Scott Turnbull’s piece about the north-east’s first man on the moon veers constantly into the surreal
There’s a small but growing subset of Edinburgh Fringe shows in which a performer sits talking at a table loaded with electronic equipment of some sort. But none is likely to be as offbeat or simply peculiar as this strange bit of storytelling, part art-project, part-performance art, from Scott Turnbull.
He sits at the desk accompanied by a projector, the kind teachers used in days of yore, where the drawings you make on transparent plastic sheets are beamed up onto the wall behind you.

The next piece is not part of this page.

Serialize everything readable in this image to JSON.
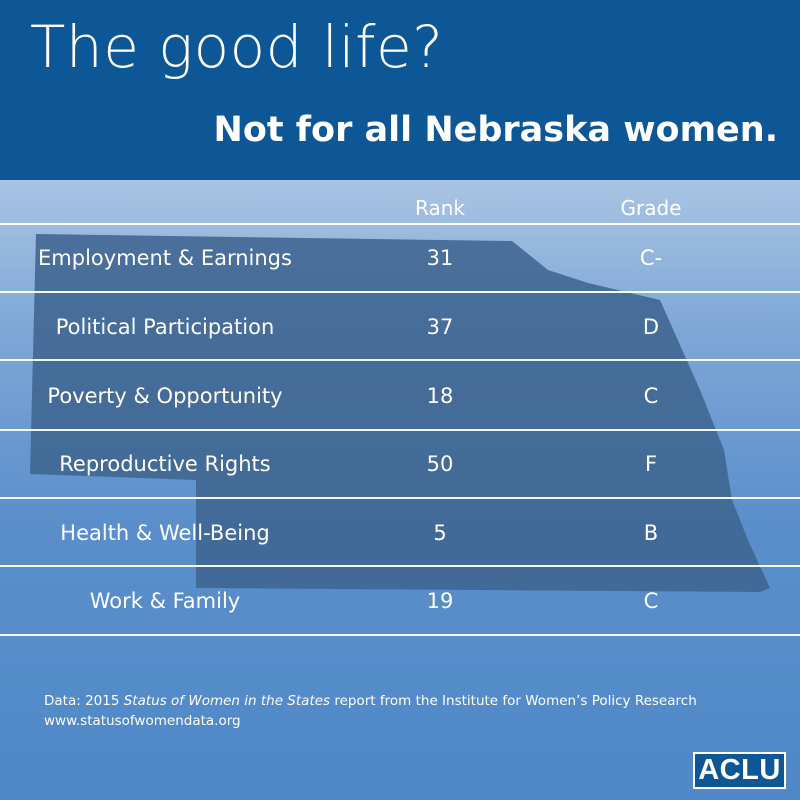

And he draws, in simple strokes that create a whole world.
The idea is that he is Darren Smith, from Redcar, the north-east’s first man on the moon. We see him taking off in cartoon strip of a rocket sailing through space and arriving at a space station that looks remarkably like a Redcar two-up, two down. Then we see him standing in front of us, in NASA T-shirt, addressing us via space link – "I’ll start by saying hello, Stockton," he announces, deadpan – and telling us about the life of extreme boredom he now lives.
In the gaps between what he says, the dysfunctional life he has left emerges; this is a man without a girlfriend, without love, for whom the companionship of a roughly-drawn robot named after the former Middlesborough captain Tony Mowbray seems enough. His mother rings him on the mobile, worried.
It’s hard to convey the sheer oddity of this show, which veers constantly into the surreal, as Turnbull’s drawings – which sometimes move by the primitive device of putting two plastic sheets over each other and wiggling one of them – conjure the faces of members of the audience, of two foxes mating, or of life on the moon. The question in the title is never, as far as I could see, answered. Nor is the question of whether he has truly left Redcar, or whether he is lost in the space of his own mind.
It’s all mildly diverting, but then suddenly – towards the close – the character’s life spins out of control and he gets back into his space capsule. The conclusion is extraordinarily moving – all the more so because the manner of its telling is so original. A man drawing at a desk to music. A real one-off.
Where Do All The Dead Pigeons Go? runs at Summerhall at 10.05pm until 27 August (not 17 or 24).